Leçon d’impro : Res Turner - Red Bull Dernier Mot
29 août 2018
Leçon d’impro : Res Turner
On a demandé au vainqueur du Red Bull Dernier Mot 2017 de nous raconter comment il s'était lancé dans l'impro.
Leçon d’impro : Res Turner

Faire de l’impro n’est pas donné à tout le monde, surtout dans le rap français où la plupart du temps un « freestyle » désigne un texte écrit à l’avance et posé sur une instru différente. La discipline peut sembler assez intimidante par son côté imprévisible, voire risquée face au public et aux autres rappeurs. Pas facile de se lancer dans ces conditions... On a donc demandé aux finalistes de Dernier Mot de nous raconter comment, eux, s'étaient jetés à l'eau.

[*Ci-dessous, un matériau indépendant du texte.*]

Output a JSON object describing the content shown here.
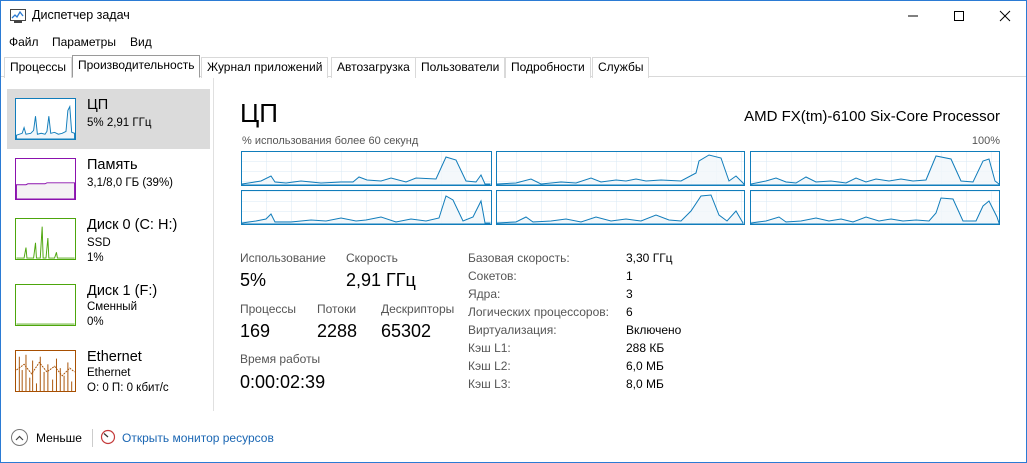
{
  "window": {
    "title": "Диспетчер задач"
  },
  "menu": [
    "Файл",
    "Параметры",
    "Вид"
  ],
  "tabs": [
    "Процессы",
    "Производительность",
    "Журнал приложений",
    "Автозагрузка",
    "Пользователи",
    "Подробности",
    "Службы"
  ],
  "active_tab": "Производительность",
  "sidebar": {
    "items": [
      {
        "name": "ЦП",
        "line1": "5% 2,91 ГГц",
        "line2": "",
        "color": "#117dbb",
        "fill": "#f1f6fa"
      },
      {
        "name": "Память",
        "line1": "3,1/8,0 ГБ (39%)",
        "line2": "",
        "color": "#8b12ae",
        "fill": "#f4f2f4"
      },
      {
        "name": "Диск 0 (C: H:)",
        "line1": "SSD",
        "line2": "1%",
        "color": "#4da60c",
        "fill": "#eff7e9"
      },
      {
        "name": "Диск 1 (F:)",
        "line1": "Сменный",
        "line2": "0%",
        "color": "#4da60c",
        "fill": "#eff7e9"
      },
      {
        "name": "Ethernet",
        "line1": "Ethernet",
        "line2": "О: 0 П: 0 кбит/с",
        "color": "#a74f01",
        "fill": "#fcf3eb"
      }
    ]
  },
  "main": {
    "title": "ЦП",
    "cpu_model": "AMD FX(tm)-6100 Six-Core Processor",
    "util_label": "% использования более 60 секунд",
    "max_label": "100%",
    "stats": {
      "usage_label": "Использование",
      "usage_value": "5%",
      "speed_label": "Скорость",
      "speed_value": "2,91 ГГц",
      "processes_label": "Процессы",
      "processes_value": "169",
      "threads_label": "Потоки",
      "threads_value": "2288",
      "handles_label": "Дескрипторы",
      "handles_value": "65302",
      "uptime_label": "Время работы",
      "uptime_value": "0:00:02:39"
    },
    "details": [
      {
        "label": "Базовая скорость:",
        "value": "3,30 ГГц"
      },
      {
        "label": "Сокетов:",
        "value": "1"
      },
      {
        "label": "Ядра:",
        "value": "3"
      },
      {
        "label": "Логических процессоров:",
        "value": "6"
      },
      {
        "label": "Виртуализация:",
        "value": "Включено"
      },
      {
        "label": "Кэш L1:",
        "value": "288 КБ"
      },
      {
        "label": "Кэш L2:",
        "value": "6,0 МБ"
      },
      {
        "label": "Кэш L3:",
        "value": "8,0 МБ"
      }
    ]
  },
  "bottom": {
    "fewer_details": "Меньше",
    "resource_monitor": "Открыть монитор ресурсов"
  }
}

Je me rappelle de mon tout premier battle en impro, c'était à Poitiers, en 2007, pendant le festival Hip-Hop & Co. J'étais nul, mais vu que le niveau général était bas, je suis quand même arrivé en finale. Il y a pas mal de MC’s qui m’ont impressionné et fait kiffer en impro, la liste pourrait être longue, mais pour faire court et, à l’instinct, je dirais : Philemon, Fleyo, Artik, 2ksee, Supernatural, Monke, Yoshi, Kenyon, Maras, Dajanem, ou encore KM… Pour ma part, tout ça est venu en m'amusant avec des potes. Puis très vite tu te laisses prendre au jeu, tu as envie de devenir meilleur. Tu te rends compte que tu as un "truc en plus". Et c’est de là que vient l'envie de progresser encore, de se confronter à des bon-ne-s improvisateur-ices. La prise de risque est intéressante, tu avances sans filet, c’est le plaisir du risque on va dire. Il y a un côté spectaculaire, pour le public comme pour toi, ça arrive souvent qu'on se surprenne nous-même en impro. Ce qui est fort c’est aussi le fait de ne pas être emprisonné par un texte duquel tu ne peux pas sortir. L'impro c’est aussi la liberté, tu changes de flow à volonté, tu ralentis, tu accélères, tu changes d’intonation... C’est un sport cérébral. Et comme tout sport, si tu ne pratiques pas, tu perds progressivement. Il fut un temps où j’improvisais tous les jours, à présent ça dépend : en ce moment si je tape une impro par semaine c'est déjà bien... J’aime beaucoup l’impro, mais plutôt avec des potes aujourd’hui, en soirée. Mon meilleur souvenir c’est la finale France End Of the Weak 2013 à Paris, avec Fleyo, Smr, 2ksee, Al20 et Arcane. En fait à l’inverse, je crois que je n’ai pas vraiment de mauvais souvenir, sauf les fois où je me suis fait arnaquer par des juges.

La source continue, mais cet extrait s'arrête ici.